Lawsuit Challenges New Mexico Driver's License Policy
A national civil rights organization claims the governor of New Mexico violated the state's constitution by requiring foreign nationals to participate in a residence certification program.
Governor Susana Martinez's office sent 10,000 letters to foreign nationals with driver's licenses in July in which they asked them to prove they are current residents of the state. Those who do not comply may have their license revoked. Martinez said the program is meant to weed out fraud in a system that allows illegal immigrants to obtain driver's licenses.
The Mexican American Legal Defense and Education Fund (MALDEF) filed a lawsuit in state court Wednesday against New Mexico's Department of Taxation and Revenue, the office in charge of the program. Attorneys for MALDEF said the program unlawfully singles out a particular group of people without the authorization of the state legislation.

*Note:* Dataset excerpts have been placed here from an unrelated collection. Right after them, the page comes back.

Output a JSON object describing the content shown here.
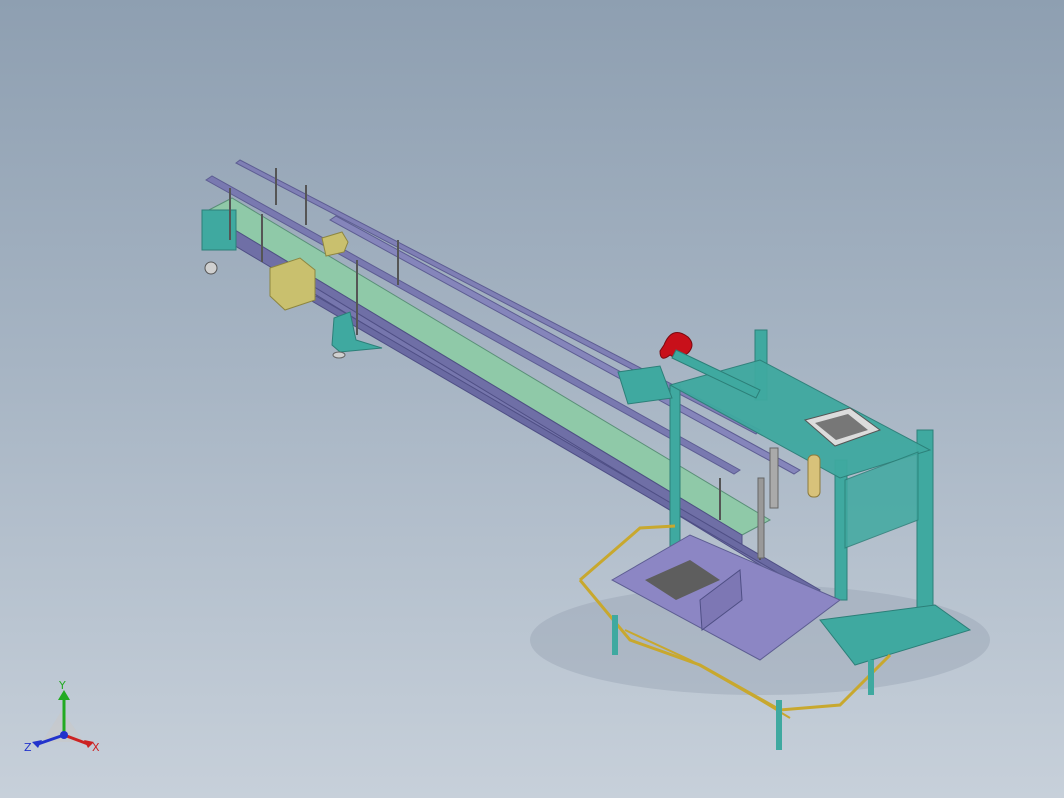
{
  "viewport": {
    "background_top": "#8e9fb1",
    "background_bottom": "#c7d0da"
  },
  "model": {
    "description_icon": "cad-conveyor-assembly",
    "colors": {
      "frame": "#3fa9a0",
      "frame_dark": "#2c7f78",
      "rail": "#7f7fb5",
      "rail_dark": "#5d5d92",
      "belt": "#8fc9a8",
      "plate": "#8c86c4",
      "yellow_rail": "#c8a82e",
      "motor": "#c9c06e",
      "red_part": "#c8101a"
    }
  },
  "triad": {
    "y_label": "Y",
    "x_label": "X",
    "z_label": "Z",
    "y_color": "#22aa22",
    "x_color": "#cc2222",
    "z_color": "#2233cc"
  }
}
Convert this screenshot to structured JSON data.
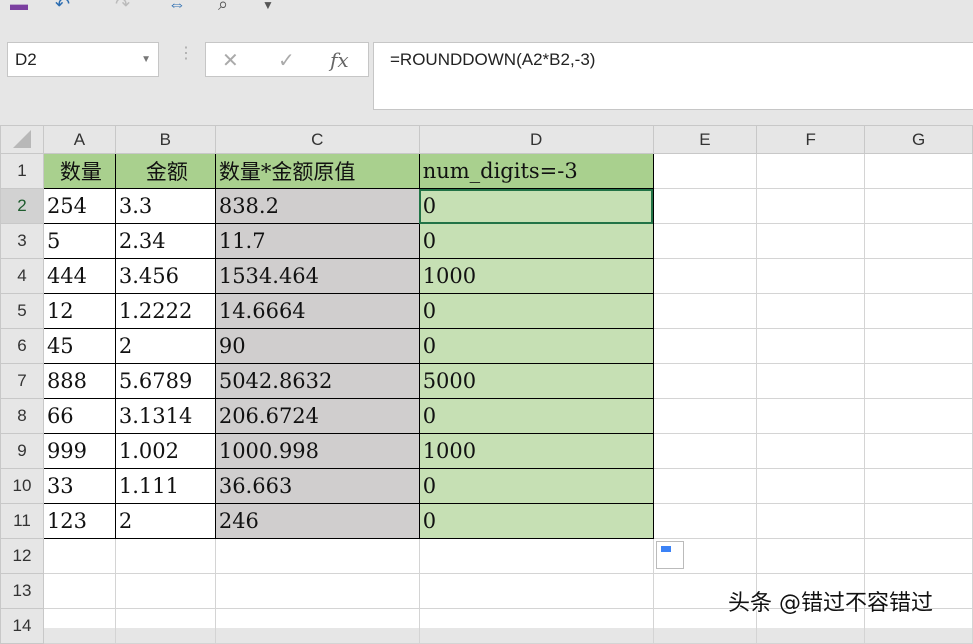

“Only foreign nationals received the letters," said Martha Gomez, a staff attorney for MALDEF. "So it's a violation of the equal protection clause of the New Mexico constitution.”
MALDEF also requested a temporary restraining order against the program which allows those who received a letter 30 days to respond.
About 87,000 foreign nationals have a New Mexico driver's license out of a total of 1.4 million license holders. The deadlines to submit proof of residency begin September 2nd.